Right! they said, photographers themselves, we need a trip. So off we went to
Paris, a place one cannot fail to find something inspiring to photograph!
The first day, I
struggled. The second day, with the warm encouragement of my friends, the pain
haze began to lift a little and Paris came into view through the blur. I took a
couple of shots that were okayish. On the third day, we walked to photograph
the bridges over the Seine, the main river through Paris and particularly the
locks that adorn them. Locks can be purchased and messages written on them,
messages of love and remembrance and whilst we were there snapping away, men
were down on one knee proposing to the cheers of happy, excited on lookers…it
was all a bit too much for a broken hearted woman like me so I wondered off to
be alone for a few moments and reflect.
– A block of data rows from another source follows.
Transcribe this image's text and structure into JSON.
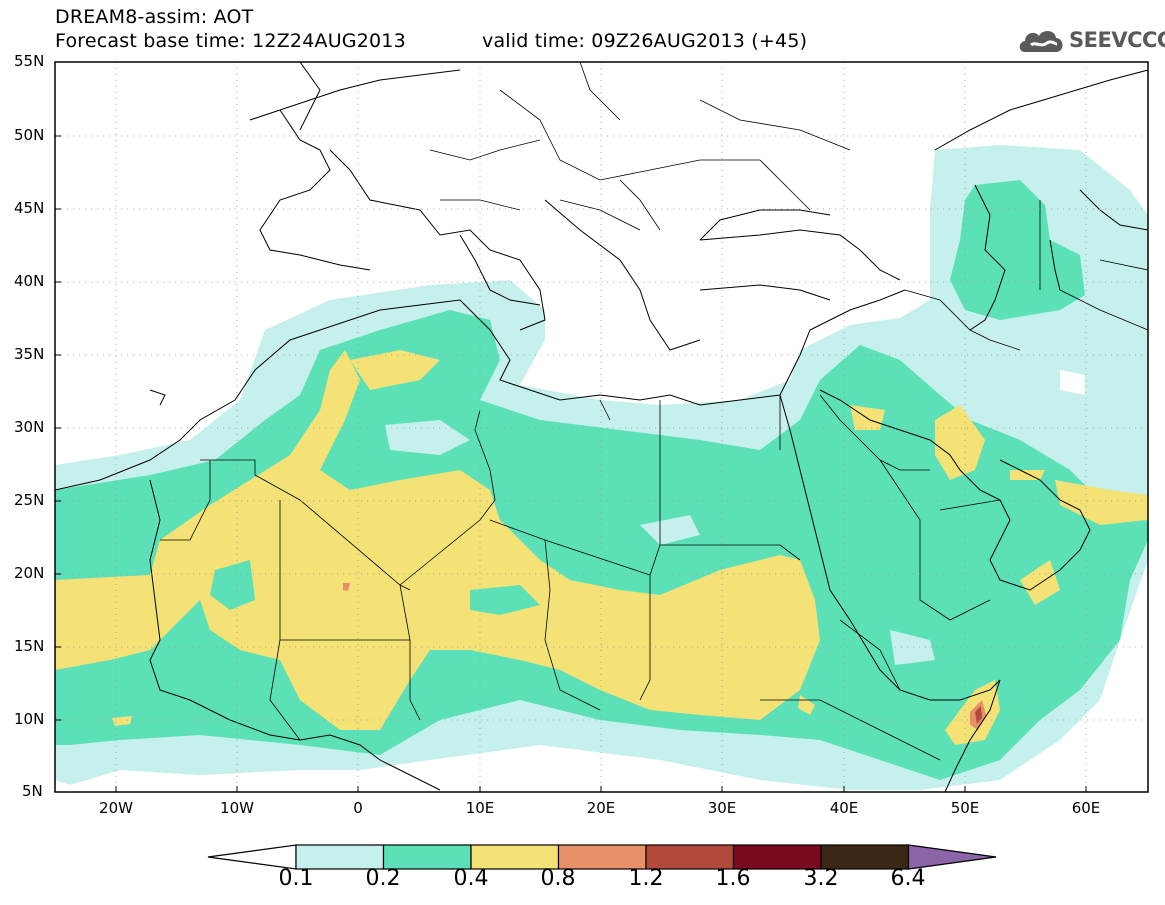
{
  "header": {
    "title": "DREAM8-assim: AOT",
    "base_time": "Forecast base time: 12Z24AUG2013",
    "valid_time": "valid time: 09Z26AUG2013 (+45)"
  },
  "logo": {
    "text": "SEEVCCC",
    "icon": "cloud-logo-icon"
  },
  "map": {
    "lat_labels": [
      "55N",
      "50N",
      "45N",
      "40N",
      "35N",
      "30N",
      "25N",
      "20N",
      "15N",
      "10N",
      "5N"
    ],
    "lon_labels": [
      "20W",
      "10W",
      "0",
      "10E",
      "20E",
      "30E",
      "40E",
      "50E",
      "60E"
    ],
    "lat_range": [
      5,
      55
    ],
    "lon_range": [
      -25,
      65
    ],
    "variable": "AOT"
  },
  "colorbar": {
    "labels": [
      "0.1",
      "0.2",
      "0.4",
      "0.8",
      "1.2",
      "1.6",
      "3.2",
      "6.4"
    ],
    "colors": [
      "#ffffff",
      "#c6f0ec",
      "#5ce0b8",
      "#f5e276",
      "#e8906a",
      "#b24a3c",
      "#7b0a20",
      "#3c2616",
      "#8c64a8"
    ]
  }
}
As I stood on the next bridge, my tears
dropping into the flowing river, also full of locks, thrown in in hopefully anticipation
of happy futures, I contemplated mine and how I would get from where I was now,
to the marriage proposal that I so wanted. It seemed an impossibly enormous mountain
to climb in that moment.
And as I mused over how I was going to do this, my eye was
caught by a young woman who seemed pretty irritated and uncomfortable. She was
wearing a very inappropriate little black dress for the breezy Parisian weather,
when the rest of us where bundled up in coats and her hair was giving her all
sorts of problems blowing over her red lipsticked face. She did not look like
she was enjoying her view of the Eiffel Tower across the river at all! I watched
her, realising that she looked a lot like I did back in the days when I was
dating bad men, dress way too short, everything in full view and my long black
hair wildly trying to attract attention. She was getting looks no doubt about
it but they weren’t admiring ones. I felt a little sorry for her, she was
trying way too hard to get noticed and it wasn’t making her at all happy. Hmm I
knew that feeling. Then I noticed the photographer, she was a model! He was a
distance away from her so it wasn’t obvious at first that her posturing and
preening was for him but she was trying soo hard to give him what he wanted,
despite her physical discomfort and obvious embarrassment that her skirt was
blowing up in the wind, as he barked and growled his orders over and over again
at her. HA I thought, I know THAT feeling too! You’re all dressed up to the
nines, giving it your all, exposing your inner most self, finding yourself humiliated
and exhausted and it still isn’t good enough for him!!
I had to capture this
lightbulb moment for me, with my camera, I had to have a reminder of this scene
because if I was to go home to England and have the future that I wanted, I
never should be preening and posing, compromising and exposing myself to get a
man EVER again. I had realised in that moment, standing there alone on a bridge
in Paris, that I was going to have to change everything about how I was looking
for love. So, I printed this picture out when I got home and framed it and it hung
on my wall and all through the next three years of dating disasters, it reminded
me to keep on my path to find love and NOT fall back into my previous habit of
trying to please the type of men that just weren’t good for me. This picture
was my inspiration to find the man and the love that I really deserved and to
never be that manipulated and publicly humiliated woman again. This picture
that is now on the front of my book “Why Good Women Date Bad Men” was a hugely
important part of my happy ever after journey which resulted in a down on one
knee proposal from my darling husband and I hope it will be to other women who
look at it and use the book to help them find their Good Man.